Oh, well. Security, security.

 

[I7guy]

Just FYI for anyone interested. This is a somewhat irksome and depressing video to watch, but the advice is solid.
The one thing I haven't been able to find, is whether and HOW iOS Bluetooth support can be hacked to cause the Personal Hotspot to temporarily enable itself. But, once its enabled it would seem any persistent connection is enough to keep it open until such connections have stopped.

http://www.howtoresolved.com/public/index.php/tube/3pcQPTZ2L0A/iphone-personal-hotspot-wifi-hacked

Oh, well. Security, security.

Am I missing something? Does the video apply to iOS 9 or just iOS 7 on the iPhone 4?

 

[Cleverboy]

Am I missing something? Does the video apply to iOS 9 or just iOS 7 on the iPhone 4?

Maybe that I'm just noting the video for interest and not trying to show the latest exploit currently running. Wifi brute force hacking is a thing that doesn't look like its gone away (though Apple has now strengthened the weaker default iOS 8 hotspot password,) and the latest Bluetooth hack for iOS9 can be Googled.

Again, this isn't to draw a map, but to give an example why it appears that users need to take proactive measures to limit their exposure to these things. Honestly, I've been leaving all my services on all the time and not giving it a second thought. I think I need to reconsider that stance.

The Apple discussion thread I posted earlier is from February this year. It sounds like its just good advice overall. But, naturally no one should follow it if they just don't see anything happening to them. I'm just looking at the situation I mentioned and giving my friend some options.

 

[I7guy]

Maybe that I'm just noting the video for interest and not trying to show the latest exploit currently running. Wifi brute force hacking is a thing that doesn't look like its gone away (though Apple has now strengthened the weaker default iOS 8 hotspot password,) and the latest Bluetooth hack for iOS9 can be Googled.

Again, this isn't to draw a map, but to give an example why it appears that users need to take proactive measures to limit their exposure to these things. Honestly, I've been leaving all my services on all the time and not giving it a second thought. I think I need to reconsider that stance.

The Apple discussion thread I posted earlier is from February this year. It sounds like its just good advice overall. But, naturally no one should follow it if they just don't see anything happening to them. I'm just looking at the situation I mentioned and giving my friend some options.

ios 9 seems to fix some security issues. Especially the iOS 8 Bluetooth hack, which I was unaware of before you brought it to public attention. Couldn't find anything about personal hotspot other than to change the password.

 

[Cleverboy]

ios 9 seems to fix some security issues. Especially the iOS 8 Bluetooth hack, which I was unaware of before you brought it to public attention. Couldn't find anything about personal hotspot other than to change the password.

Apple does a great job keeping up. Talking to relatives that are teachers or have kids in school I never realized how troublesome AirDrop was when not properly closed off for that type of environment.

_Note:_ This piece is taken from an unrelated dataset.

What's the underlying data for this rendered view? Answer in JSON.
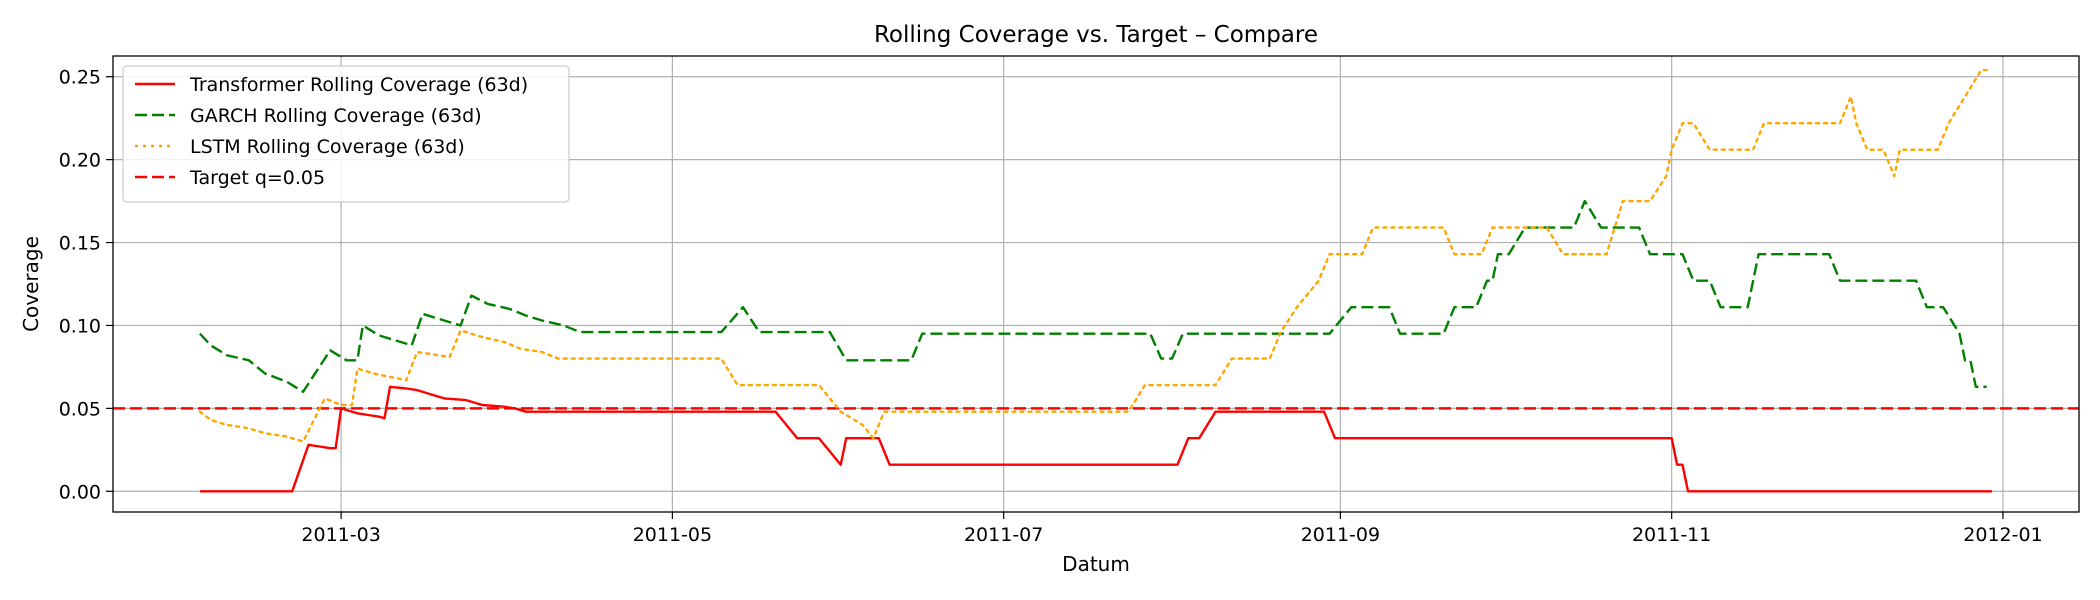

Kids who are allowed to leave their Personal Hotspot on (which apparently wasn't the case here) are also vulnerable if their hotspot password is left the same and not made harder (which iOS 9 apparently has started doing for new users, though experts are recommending people make it stronger.) This discussion, aside from the initial detour, has given me a little more to think about when talking to friends & family with kids.

More than using Apple's tools, I think parents probably need to preach a "less is more" attitude when it comes to leaving wireless features operating at all times. I remember the first and only time my computer was ever hacked, it was by some teenager running AOLHell, back in the day. I let down my guard for a moment, and later I caught him using the initial account that had sent me the infected email. He was still online and extremely smug and talkative.

Left me with the conclusion that while there doesn't seem to have been a BUG here, there is only so much operating system vendors can do to shield us from determined attacks that prey on our comfort levels. I'm pretty sure iOS has open exploits we don't know about, and threats that seem less than likely. Always good to take a little extra precaution.